Olinger needed custom software to automate a going project, and he recognized entrepreneurial potential in Sus. So instead of engaging Sus to do the work part-time, Olinger worked out a deal in May 2006 allowing Sus to spend all of his time on his business.
From there, Sus didn’t look back. His company has grown into mobility, providing iPhone app templates for corporations along with custom computer programming. Katrina was the turning point in his ability to build a business that will generate $600,000 to $700,000 revenue this year.
“Some of the people in my market left,” Sus said, and their departure created openings.
“How often could I do what I’m doing and it be part of the return of the city?” Sus asked. “In this economy, in some ways it’s kind of the equivalent of settling the Wild Wild West.”
A Springboard to Something Bigger
Just as the Wild West offered opportunities for those with perseverance and moxie, Katrina did the same for people like Skipper Bond.
Bond, 38, spent a few years in New York working for the global public relations firm Fleishman-Hillard until the September 11, 2001, terror attacks convinced him to return to the South. Once home, he started an event production and public relations company called Proscenia, which, as he put it, “made a lot of money and lost a lot of money.”
He started a second public relations firm. That firm, Bond Public Relations and Brand Strategy, was gaining momentum when Katrina wiped out his local clients. He got lucky: A national client with local ties, Southern Comfort, kept business alive.
He also got a call from a former boss who was working with Fluor Corp. The construction giant based in Dallas was installing temporary housing on the Gulf Coast. Fluor needed a local person to help with public relations.
Bond was on his way.
He was able to make his first hire, his sister. And as the city came back, Bond’s business grew as well. Today, it has eight employees and is nearing $1 million in annual revenue, Bond said. The company has handled such events as New Orleans’ famed Jazz Fest.
“Katrina was definitely a springboard,” Bond said. “There was so much opportunity after for those of us that stuck around and endured. ”
Mission for the Future
Five years after Hurricane Katrina, Kevin Langley is not just a New Orleans resident and business owner. He’s a resilient entrepreneur, one who is as concerned about building his city as he is his business.

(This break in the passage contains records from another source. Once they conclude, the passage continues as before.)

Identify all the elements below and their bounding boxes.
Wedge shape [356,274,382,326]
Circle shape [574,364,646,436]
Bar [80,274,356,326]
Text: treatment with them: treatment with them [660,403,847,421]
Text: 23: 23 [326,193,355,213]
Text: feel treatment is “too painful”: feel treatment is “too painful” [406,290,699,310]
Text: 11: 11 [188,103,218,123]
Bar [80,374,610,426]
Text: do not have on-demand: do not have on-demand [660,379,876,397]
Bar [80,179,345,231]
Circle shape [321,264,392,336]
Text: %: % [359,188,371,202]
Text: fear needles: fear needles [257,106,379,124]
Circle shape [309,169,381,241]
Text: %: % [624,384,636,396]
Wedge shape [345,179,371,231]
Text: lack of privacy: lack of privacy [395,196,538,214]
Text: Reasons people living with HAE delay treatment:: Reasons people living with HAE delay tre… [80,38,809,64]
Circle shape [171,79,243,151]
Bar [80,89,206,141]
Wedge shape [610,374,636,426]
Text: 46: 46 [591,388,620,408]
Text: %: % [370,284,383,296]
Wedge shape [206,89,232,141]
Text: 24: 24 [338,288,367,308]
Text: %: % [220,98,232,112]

Langley doesn’t really see a city whose population has fallen, and he tries not to focus on the swaths of land where houses once stood. Instead, he points out a local economy that somehow survived the Great Recession better than most major cities. It’s a city where the levy system has been largely rebuilt and where its once-dysfunctional school system has been replaced by a network of charter schools closely watched as a model for other cities.
The recovery of Langley’s construction business, while hugely important, is only part of what he wants. His goal is for New Orleans to experience a full-fledged entrepreneurial renaissance. He’s taken on a role as mentor to entrepreneurs like Bond and Sus. Through the international Entrepreneur’s Organization, he helped develop a program for helping young entrepreneurs grow their businesses to $1 million revenue, which is the level at which an entrepreneur is eligible to join EO, which he helped launch in New Orleans right after the storm. The experience of Hurricane Katrina and its aftermath helped him focus on what’s important about entrepreneurship—the courage to take risks to create something of lasting value, service to community, and to family.
“The reality is, it was the same struggle I had before. It just was much more dramatic, much more serious, much more purposeful after the storm,” Langley said. “So, for me, the storm was a dramatic event that allowed me to focus on what was most important. And doing the right things for the right reasons for the right purpose, that was Katrina.”